何かのはじまり
それからトリエステは、僕が予想していたとおりの言葉を口にした。
「だから、あの日と同じようにやってほしいの」
僕は、ふたつの答を用意しておいた。
イエスとノーだ。
どちらを選ぶかは、トリエステ次第。
確認したいことがあった僕は、単刀直入に切り出した。
「君は、どうなるの?」
不意を突かれたのか、トリエステは、すこし驚いたような声で言った。
「私が、ってどういうこと?」
「元の世界に戻れるのは、僕だけじゃないよね」
はっきり聞こえているはずなのに、はぐらかすような声が返ってきた。
「ちょっと、聞き取りにくいんだけど……」
やっぱりそうか。
僕は、思っていたことを言った。
「君と離ればなれになるのなら、何もやらない。何もしないで天命を待つ」
本気だった。
「どうしてそんなことを言うの? 私たち、永遠に一緒だって言ったでしょ」
トリエステは、ちょっとあわてたような声で、そう答えた。
「もし君が犠牲になって、僕を助けようと思っているのなら、君のアイデアには乗らないよ」
念を押すと、トリエステは、クスッと笑った。
「その逆だったら、いいの?」
トリエステらしい言葉に、僕は笑いながら答えた。
「もちろん」
僕はそっと目を閉じた。
そして、肺の中の空気をすべて吐き出してから、ゆっくりと息を吸った。
深呼吸を数回繰り返すうちに、あることに気がついた。
空間をふわふわ漂っていると思っていたが、僕の体は宙の一点にガシッと固定されているようだった。
でも、そんなことはどうでもいい。心の中を空っぽにしよう。
丹田に気を集中させよとしたとき、トリエステの声が聞こえてきた。
「どう?」
僕の手が動くかどうかを訊いてきたらしい。
僕は薄目を開けた。
何も変わらなかった。何も見えなかった。
「できることなら」と僕は言った。「すこしのあいだ黙っていて欲しいんだ。意識を集中させたいんだよ」
「でもね」トリエステは甘えたような声で言った。「急にあなたとの距離が縮まったような気がしたの」
たぶん僕に気を使って、そんなことを言ったのだろう。励ます意味もあったのかもしれない。
でも、いまの僕にとって、君の声は逆効果なんだ。
と心の中でつぶやいてから、話を合わせることにした。
「実を言うと、僕もそう思っていたところなんだ。
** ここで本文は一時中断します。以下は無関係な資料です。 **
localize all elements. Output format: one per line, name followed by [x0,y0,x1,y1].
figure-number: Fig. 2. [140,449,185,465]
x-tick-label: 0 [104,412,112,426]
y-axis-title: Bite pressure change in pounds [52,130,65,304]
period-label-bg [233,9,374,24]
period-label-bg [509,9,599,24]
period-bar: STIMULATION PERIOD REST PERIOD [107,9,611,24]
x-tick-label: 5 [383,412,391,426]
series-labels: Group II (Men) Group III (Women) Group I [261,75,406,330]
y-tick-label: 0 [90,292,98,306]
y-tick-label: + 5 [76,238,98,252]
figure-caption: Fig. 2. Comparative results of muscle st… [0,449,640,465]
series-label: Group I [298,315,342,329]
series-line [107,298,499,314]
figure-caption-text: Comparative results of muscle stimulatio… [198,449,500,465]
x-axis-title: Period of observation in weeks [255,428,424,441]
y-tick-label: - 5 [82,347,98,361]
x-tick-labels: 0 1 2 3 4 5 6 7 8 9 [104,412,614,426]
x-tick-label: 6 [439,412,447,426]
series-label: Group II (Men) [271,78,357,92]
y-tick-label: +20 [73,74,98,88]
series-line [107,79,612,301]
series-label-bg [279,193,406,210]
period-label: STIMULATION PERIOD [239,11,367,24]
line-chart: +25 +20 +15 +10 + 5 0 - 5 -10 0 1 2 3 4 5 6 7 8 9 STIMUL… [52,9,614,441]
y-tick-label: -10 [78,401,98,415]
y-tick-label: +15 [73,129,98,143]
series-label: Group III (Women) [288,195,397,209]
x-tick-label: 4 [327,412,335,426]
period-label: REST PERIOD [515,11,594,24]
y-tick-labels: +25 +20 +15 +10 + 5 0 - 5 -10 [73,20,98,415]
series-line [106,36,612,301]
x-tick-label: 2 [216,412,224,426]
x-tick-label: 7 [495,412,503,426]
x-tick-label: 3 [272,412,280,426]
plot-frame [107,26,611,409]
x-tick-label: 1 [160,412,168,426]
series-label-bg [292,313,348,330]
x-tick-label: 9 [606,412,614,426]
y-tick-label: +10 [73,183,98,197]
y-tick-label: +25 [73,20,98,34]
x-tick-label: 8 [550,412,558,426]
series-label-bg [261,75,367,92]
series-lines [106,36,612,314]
もうすこしで手が動き出すはずだよ」
そして再び目を閉じて何回か深呼吸をしたところで、トリエステが言った。
「いま、触れたわ」
つぶやくような声は、もちろん聞こえた。
でも、僕は目を開かなかった。聞き流すことにした。
マグロは泳ぐのをやめると死ぬらしい。トリエステの場合、音声を発するのをやめると、電子回路に異常が発生するのかもしれない。
と思うことで、苛立ちを抑えた。
僕に残された時間は、ほとんどない。
深呼吸をつづけようとすると、またしても邪魔が入った。
「不思議なものね」
これまで聞いたことがないような感慨深げな声だった。でも、芝居がかったものではなさそうだった。
完全にやる気が失せた僕は、自分の心境を素直に伝えることにした。
「まったく、もう」
わざと声に出して、そう言ったあと、思いっきり不機嫌な声で質問した。